Description
These Veggie-Packed Broccoli & Mushroom Egg Cups are a nutritious and delicious way to start your day or enjoy a protein-rich snack. Packed with finely chopped broccoli, sautéed mushrooms, and melty cheese, these egg cups are baked to perfection for a convenient and satisfying meal that’s easy to prepare and perfect for meal prep.
Ingredients
Scale
Egg Mixture
- 6 eggs
- 1/2 cup finely chopped broccoli florets
- 1/4 cup sautéed mushrooms
- 2 tbsp grated Parmesan (or nutritional yeast for vegan)
- 1/4 tsp garlic powder
- 1/4 tsp salt
- 1/8 tsp black pepper
- 1/4 cup diced bell peppers (optional)
Other Ingredients
- 1 tbsp olive oil
- 1/4 cup shredded mozzarella (or dairy-free alternative)

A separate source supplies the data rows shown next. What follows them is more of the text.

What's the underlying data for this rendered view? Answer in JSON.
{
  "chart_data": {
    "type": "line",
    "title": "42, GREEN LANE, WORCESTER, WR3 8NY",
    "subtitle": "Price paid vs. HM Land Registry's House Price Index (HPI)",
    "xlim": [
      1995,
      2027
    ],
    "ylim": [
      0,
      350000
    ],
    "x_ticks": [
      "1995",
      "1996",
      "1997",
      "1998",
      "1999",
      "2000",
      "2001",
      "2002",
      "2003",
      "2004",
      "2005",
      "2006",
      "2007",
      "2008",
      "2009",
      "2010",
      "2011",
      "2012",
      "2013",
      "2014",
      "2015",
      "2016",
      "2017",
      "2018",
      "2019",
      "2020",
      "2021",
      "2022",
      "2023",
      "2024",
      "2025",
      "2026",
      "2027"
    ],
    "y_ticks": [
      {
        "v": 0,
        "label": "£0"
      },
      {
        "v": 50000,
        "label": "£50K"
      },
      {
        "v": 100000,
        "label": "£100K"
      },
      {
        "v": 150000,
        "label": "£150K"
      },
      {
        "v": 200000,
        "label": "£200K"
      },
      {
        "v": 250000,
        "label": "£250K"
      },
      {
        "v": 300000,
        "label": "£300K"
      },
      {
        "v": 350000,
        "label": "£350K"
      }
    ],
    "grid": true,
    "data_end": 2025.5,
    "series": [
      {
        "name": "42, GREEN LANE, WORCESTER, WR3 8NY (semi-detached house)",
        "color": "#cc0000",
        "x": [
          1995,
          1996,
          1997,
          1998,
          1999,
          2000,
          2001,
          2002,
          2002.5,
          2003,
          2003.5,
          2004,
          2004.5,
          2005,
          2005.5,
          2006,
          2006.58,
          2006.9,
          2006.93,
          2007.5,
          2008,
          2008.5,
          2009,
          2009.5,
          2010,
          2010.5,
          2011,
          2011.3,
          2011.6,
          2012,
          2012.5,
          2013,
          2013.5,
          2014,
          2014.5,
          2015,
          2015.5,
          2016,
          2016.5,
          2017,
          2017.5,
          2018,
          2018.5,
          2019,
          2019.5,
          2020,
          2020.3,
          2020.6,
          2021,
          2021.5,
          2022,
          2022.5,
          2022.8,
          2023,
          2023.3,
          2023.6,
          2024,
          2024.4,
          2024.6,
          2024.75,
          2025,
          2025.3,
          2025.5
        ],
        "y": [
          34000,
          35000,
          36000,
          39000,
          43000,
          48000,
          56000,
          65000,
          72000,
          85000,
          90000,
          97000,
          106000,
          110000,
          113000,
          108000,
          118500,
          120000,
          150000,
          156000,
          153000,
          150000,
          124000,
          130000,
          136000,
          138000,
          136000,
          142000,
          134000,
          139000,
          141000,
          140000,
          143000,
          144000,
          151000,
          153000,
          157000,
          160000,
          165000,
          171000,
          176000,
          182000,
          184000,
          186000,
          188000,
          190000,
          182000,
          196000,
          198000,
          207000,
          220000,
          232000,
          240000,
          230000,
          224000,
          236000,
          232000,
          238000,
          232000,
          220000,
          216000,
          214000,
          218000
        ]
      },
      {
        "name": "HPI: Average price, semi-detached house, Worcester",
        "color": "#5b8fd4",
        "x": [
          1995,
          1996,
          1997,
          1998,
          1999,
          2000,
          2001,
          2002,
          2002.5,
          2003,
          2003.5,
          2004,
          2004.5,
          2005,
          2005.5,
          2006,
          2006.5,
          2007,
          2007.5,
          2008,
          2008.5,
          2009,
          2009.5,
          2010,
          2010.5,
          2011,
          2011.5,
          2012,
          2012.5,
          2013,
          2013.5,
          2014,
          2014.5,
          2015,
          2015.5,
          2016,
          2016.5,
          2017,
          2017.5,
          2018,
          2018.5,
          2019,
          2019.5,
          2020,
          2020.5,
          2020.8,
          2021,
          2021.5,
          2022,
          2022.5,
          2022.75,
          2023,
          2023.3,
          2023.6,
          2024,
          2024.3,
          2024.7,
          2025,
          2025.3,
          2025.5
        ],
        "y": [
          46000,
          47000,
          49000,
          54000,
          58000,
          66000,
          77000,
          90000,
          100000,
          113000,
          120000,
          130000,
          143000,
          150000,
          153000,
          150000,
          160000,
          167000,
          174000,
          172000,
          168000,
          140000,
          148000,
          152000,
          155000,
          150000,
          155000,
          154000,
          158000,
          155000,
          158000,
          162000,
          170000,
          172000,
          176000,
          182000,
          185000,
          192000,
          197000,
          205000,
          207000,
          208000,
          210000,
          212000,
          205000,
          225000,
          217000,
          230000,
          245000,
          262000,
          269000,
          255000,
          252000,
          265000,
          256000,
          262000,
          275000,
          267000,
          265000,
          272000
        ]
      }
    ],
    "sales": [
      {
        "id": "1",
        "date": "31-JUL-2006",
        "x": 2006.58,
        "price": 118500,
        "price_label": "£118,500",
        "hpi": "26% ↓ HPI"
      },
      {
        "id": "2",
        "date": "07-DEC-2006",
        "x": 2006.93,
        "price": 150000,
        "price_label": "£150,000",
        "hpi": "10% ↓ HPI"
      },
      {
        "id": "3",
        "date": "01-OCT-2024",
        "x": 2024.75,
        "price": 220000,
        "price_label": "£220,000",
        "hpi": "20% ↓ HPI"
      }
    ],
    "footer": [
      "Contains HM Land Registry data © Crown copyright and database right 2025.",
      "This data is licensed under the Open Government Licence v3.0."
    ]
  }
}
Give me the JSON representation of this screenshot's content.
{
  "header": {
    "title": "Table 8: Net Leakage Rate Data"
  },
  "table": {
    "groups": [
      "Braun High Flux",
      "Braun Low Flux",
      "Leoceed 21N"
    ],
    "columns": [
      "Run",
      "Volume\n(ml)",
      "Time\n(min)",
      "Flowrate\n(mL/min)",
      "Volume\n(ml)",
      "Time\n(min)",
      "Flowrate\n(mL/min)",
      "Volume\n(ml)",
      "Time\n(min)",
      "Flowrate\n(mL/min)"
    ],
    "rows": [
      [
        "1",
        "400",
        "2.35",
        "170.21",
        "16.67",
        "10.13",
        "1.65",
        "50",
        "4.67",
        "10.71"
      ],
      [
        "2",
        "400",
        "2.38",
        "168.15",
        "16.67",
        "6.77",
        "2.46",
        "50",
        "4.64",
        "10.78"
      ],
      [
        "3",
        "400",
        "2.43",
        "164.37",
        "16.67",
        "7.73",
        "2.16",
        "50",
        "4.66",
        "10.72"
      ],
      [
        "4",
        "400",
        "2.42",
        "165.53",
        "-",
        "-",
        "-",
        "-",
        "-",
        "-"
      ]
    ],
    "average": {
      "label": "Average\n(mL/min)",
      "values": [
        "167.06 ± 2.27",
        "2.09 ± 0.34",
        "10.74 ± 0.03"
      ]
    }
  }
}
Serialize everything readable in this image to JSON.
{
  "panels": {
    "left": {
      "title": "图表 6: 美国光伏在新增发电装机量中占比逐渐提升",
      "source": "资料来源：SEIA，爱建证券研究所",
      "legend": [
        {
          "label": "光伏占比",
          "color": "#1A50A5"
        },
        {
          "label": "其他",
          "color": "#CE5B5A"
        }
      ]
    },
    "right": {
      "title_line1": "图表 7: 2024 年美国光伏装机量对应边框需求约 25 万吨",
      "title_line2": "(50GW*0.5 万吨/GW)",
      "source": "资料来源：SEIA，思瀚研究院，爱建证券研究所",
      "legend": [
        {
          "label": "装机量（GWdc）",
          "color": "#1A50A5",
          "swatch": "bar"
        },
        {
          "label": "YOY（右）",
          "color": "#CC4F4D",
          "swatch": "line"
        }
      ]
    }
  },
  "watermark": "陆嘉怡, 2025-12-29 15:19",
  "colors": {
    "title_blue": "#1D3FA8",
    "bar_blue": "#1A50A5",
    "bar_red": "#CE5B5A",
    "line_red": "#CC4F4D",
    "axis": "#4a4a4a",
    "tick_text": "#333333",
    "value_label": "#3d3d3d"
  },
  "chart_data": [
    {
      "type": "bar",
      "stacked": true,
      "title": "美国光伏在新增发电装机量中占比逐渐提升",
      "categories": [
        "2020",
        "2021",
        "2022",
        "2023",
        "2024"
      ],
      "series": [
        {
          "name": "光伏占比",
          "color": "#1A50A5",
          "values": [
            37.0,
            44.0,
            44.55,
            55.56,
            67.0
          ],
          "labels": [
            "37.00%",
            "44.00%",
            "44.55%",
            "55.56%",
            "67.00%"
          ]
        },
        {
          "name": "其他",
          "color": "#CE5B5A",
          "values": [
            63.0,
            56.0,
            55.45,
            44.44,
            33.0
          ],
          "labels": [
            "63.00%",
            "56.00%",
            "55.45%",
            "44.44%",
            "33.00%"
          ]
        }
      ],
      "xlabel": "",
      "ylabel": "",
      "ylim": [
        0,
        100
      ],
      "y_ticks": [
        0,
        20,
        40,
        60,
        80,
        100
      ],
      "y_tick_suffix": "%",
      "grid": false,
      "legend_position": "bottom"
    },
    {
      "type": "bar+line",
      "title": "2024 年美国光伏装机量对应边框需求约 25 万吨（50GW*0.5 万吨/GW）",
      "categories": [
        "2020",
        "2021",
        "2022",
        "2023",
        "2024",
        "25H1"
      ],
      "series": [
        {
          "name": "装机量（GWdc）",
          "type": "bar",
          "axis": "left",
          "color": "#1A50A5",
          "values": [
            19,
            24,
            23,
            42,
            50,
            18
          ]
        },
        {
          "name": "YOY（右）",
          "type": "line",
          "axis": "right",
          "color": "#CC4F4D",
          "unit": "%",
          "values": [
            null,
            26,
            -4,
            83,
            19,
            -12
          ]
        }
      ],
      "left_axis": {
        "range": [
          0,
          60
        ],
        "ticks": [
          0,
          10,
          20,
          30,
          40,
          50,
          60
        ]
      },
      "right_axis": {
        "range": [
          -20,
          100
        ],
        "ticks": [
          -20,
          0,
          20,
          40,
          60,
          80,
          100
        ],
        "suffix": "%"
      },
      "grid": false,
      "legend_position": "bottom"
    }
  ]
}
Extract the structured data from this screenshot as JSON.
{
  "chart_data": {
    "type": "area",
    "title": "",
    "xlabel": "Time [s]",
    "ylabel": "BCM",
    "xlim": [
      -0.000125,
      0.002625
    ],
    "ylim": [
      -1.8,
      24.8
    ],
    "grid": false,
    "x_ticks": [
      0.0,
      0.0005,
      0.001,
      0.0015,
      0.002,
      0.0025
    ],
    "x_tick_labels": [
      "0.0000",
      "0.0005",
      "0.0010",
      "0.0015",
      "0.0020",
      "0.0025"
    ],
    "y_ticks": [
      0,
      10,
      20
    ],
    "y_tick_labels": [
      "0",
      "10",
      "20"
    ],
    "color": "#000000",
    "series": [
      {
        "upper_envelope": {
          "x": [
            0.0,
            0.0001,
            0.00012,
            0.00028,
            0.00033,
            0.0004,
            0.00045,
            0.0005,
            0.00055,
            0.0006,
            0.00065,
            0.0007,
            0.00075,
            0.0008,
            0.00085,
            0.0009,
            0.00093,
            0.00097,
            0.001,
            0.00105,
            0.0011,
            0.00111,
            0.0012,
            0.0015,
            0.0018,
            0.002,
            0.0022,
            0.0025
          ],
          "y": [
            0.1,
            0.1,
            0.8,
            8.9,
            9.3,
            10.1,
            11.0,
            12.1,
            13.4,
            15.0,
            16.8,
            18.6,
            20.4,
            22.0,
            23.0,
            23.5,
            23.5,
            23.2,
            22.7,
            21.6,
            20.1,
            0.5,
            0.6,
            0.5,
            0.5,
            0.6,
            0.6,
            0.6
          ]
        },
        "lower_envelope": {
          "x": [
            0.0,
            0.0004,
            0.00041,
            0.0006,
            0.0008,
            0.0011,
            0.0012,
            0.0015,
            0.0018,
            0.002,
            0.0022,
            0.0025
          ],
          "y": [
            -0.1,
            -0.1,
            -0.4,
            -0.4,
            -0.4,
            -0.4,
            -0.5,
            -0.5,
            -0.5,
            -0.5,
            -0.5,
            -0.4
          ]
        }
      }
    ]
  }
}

- Cooking spray or muffin liners
Instructions
- Preheat Oven: Preheat your oven to 375°F (190°C) and grease a muffin tin with cooking spray or line with muffin liners to prevent sticking.
- Sauté Mushrooms: Heat 1 tablespoon of olive oil in a small skillet over medium heat. Add mushrooms and sauté for 3-4 minutes until they become tender and release their moisture.
- Mix Ingredients: In a large bowl, whisk the eggs until smooth. Stir in the finely chopped broccoli, sautéed mushrooms, grated Parmesan cheese (or nutritional yeast), garlic powder, salt, black pepper, and optional diced bell peppers until well combined.
- Fill Muffin Tin: Pour the egg and vegetable mixture evenly into the prepared muffin tin, filling each cup about three-quarters full. Sprinkle shredded mozzarella cheese or dairy-free alternative evenly on top of each cup.
- Bake: Place the muffin tin in the oven and bake for 18 to 20 minutes, or until the egg cups are fully set and lightly golden on top.
- Cool and Serve: Allow the egg cups to cool in the tin for a few minutes before carefully removing them. Serve warm or refrigerate for later enjoyment.
Notes
- Use muffin liners or cooking spray to make removal easier and prevent sticking.
- Feel free to substitute the Parmesan with nutritional yeast for a vegan option and use dairy-free mozzarella alternatives.
- These egg cups can be stored in the refrigerator for up to 4 days and reheated for a quick meal.
- Optional bell peppers add extra color and nutrients but can be omitted based on preference.